From: Brad King (brad.king_at_[hidden])
Date: 2002-01-14 23:12:46
> We now have 2 choices:
> 1. Try to integrate this with the current Boost.Build
> 2. Push forward with the rewrite
I would also favor number 2. Your argument about investing as little as
possible in the current codebase is my reasoning as well.
> That's basically our existing syntax; super. You should look at the
> python.jam file too, though, since there are lots of tests in there as
> well. It's not well-integrated with the other testing code; I'm sure
> there's some duplicated functionality there. Your testing system
> should make it possible to add new kinds of tests (e.g. python-run),
> or possibly provide a framework through which anything can be run.
I'll look into adding support in a clean manner.
> I hope we can also have "jam test1", which runs the test by the user's
> preferred testing means.
That should be easy to add. All we need to do is have a rule that checks
if an environment variable is set with the preferred testing module and
add a target "test1" that depends on "preferred-test.test1" for every
test. This should pass through the rule invocations automatically.
> > To see what a particular test entails, the user can also list a specific
> > test:
> > jam list-tests.test1
> > jam list-tests.test2
> What's that going to tell you? The command-line that will get executed
Right now it just prints out the line used to declare the test, but
without the "test." prefix. That support was mostly just there for
checking my own code, but turned out to be a useful feature in the end.

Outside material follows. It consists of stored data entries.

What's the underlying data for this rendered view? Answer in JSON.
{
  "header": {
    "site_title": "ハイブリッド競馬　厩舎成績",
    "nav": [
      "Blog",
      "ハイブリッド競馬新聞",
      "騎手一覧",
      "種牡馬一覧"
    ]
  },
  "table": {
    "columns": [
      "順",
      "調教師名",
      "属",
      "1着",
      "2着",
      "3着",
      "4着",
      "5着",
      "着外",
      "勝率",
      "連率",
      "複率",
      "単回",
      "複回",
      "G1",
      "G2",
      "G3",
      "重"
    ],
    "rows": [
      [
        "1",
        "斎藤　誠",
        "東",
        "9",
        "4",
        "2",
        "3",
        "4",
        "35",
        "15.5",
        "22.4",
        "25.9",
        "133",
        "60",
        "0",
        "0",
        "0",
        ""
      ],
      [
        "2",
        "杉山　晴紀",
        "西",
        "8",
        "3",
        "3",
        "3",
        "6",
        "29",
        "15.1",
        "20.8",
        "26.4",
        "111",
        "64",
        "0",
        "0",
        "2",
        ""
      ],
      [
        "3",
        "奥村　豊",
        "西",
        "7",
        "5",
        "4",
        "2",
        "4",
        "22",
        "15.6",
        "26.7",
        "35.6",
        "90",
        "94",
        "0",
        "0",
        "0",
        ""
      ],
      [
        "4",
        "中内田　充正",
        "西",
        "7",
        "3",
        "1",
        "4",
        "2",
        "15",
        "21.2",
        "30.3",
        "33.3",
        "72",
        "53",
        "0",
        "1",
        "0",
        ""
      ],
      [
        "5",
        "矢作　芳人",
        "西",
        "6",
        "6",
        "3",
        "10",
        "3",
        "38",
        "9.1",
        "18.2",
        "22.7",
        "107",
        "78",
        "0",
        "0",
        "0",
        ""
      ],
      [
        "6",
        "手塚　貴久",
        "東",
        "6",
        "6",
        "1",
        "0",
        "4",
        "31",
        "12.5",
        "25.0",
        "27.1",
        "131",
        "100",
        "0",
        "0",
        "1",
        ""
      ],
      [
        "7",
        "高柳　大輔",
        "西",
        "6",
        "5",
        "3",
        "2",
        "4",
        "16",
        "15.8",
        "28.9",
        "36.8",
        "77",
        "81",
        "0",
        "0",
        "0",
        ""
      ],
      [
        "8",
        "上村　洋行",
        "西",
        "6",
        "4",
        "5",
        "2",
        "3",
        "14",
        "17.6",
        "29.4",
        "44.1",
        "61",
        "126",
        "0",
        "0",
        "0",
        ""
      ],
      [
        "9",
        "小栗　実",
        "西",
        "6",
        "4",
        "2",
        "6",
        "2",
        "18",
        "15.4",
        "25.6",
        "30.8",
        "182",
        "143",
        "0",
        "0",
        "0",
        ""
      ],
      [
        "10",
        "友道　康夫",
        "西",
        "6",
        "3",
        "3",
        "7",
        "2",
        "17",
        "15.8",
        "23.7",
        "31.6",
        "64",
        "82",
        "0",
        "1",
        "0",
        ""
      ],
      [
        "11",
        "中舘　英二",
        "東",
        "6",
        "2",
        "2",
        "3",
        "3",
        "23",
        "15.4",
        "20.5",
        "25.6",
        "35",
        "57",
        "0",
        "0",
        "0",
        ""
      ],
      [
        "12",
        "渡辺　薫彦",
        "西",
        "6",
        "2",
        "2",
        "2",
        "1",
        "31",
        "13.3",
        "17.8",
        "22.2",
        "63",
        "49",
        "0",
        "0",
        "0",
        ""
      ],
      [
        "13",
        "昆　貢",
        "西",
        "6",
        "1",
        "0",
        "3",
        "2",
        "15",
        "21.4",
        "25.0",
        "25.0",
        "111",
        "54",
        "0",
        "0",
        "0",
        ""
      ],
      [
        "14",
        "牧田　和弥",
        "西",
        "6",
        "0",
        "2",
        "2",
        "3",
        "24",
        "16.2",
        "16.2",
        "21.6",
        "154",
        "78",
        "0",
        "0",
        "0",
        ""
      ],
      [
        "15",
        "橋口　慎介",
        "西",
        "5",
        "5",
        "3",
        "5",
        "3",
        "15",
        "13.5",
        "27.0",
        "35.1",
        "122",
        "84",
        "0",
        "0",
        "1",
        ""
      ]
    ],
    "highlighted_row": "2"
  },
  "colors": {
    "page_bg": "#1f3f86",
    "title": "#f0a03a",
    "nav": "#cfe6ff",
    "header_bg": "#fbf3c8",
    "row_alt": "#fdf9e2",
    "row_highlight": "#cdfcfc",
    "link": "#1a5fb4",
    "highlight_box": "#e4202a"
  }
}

It may be tricky to get the command line that will be executed unless the
testing back-end supports it because I don't know if there is a way to get
the string back from an action without actualy invoking it (perhaps this
is a feature worth adding to jam if it doesn't exist??).
> Some other features supported by the current system:
> "jam <testname>.run" will run the test even if there's an up-to-date record
> of its success. Now that I think of it, I wonder if it woulnd't be better if
> "jam <testname>" had that behavior, while "jam test" or "jam test-update"
> would only run outdated tests.
Okay, that was something I hadn't considered. Actually having a record
marking a test as up-to-date is a good idea. I would think a good choice
for this mark would be a file containing the test's output. I agree that
the default behavior when a specific test name is requested is to run it
even if it appears up-to-date. For the run-all-tests targets, there
should be one that always runs all tests, and one that runs out-of-date
Fortunately, there is an individual target for each test with each
back-end, and its name is well defined. This makes it easy to add new
rules that can group the tests in any combination. Perhaps having a rule
similar to the test-suite rule in the current system would be useful.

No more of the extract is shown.